After we roll down the green garage door to close in all that hay, Autumn climbs over the fence and goes to Trudy. She lays her head on the mare’s withers, resting there gently, and runs her hands over the smooth, soft hair on the horse’s shoulders. When Junior comes nosing over, she pushes him away. Trudy stands with her eyes half-closed, appreciating the gesture.
I am touched and grateful beyond words. “I am going to take you for ice cream.”
She shakes her head. “Nah. I gotta fly.”
I follow her to the bike.
“Well, if you ever need some horse love, you know where to be.”
She straps her helmet on and kicks the pedal. The machine coughs, sputters and dies.
She kicks it again and it starts.
“Hey it’s not too noisy.”
Apparently that is not a compliment. “Hrmph,” she says. “Wait until we get going!”
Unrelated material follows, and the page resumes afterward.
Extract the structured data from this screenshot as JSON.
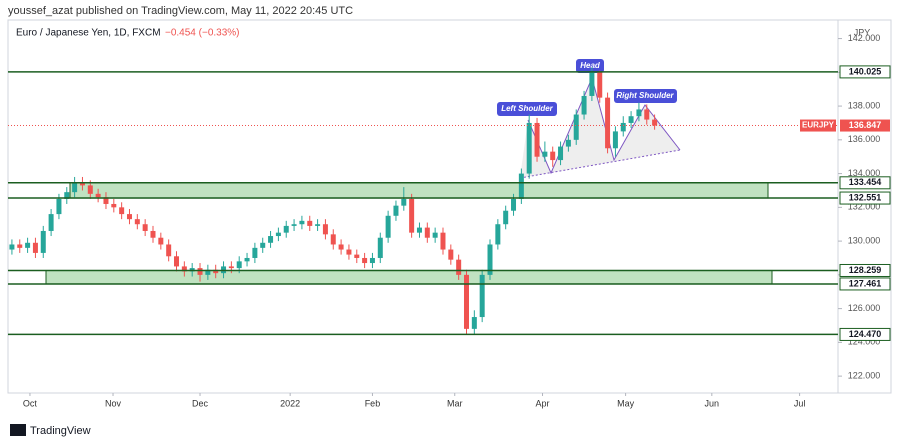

I listen to the fading whine of the bike as it whizzes away. I hear it for a long time, imagining where she must be; passing the farm road, now on pavement, now heading up the hill past the old laundry.
The evening sun warms the withers of the horses, painting strips of light through their manes, and their tails swish like glowing curtains as they munch fresh stalks of timothy.
I stop, hearing the distant bike for a long moment. A mosquito hums by my ear. The horses crunch, crunch and stomp in the stillness.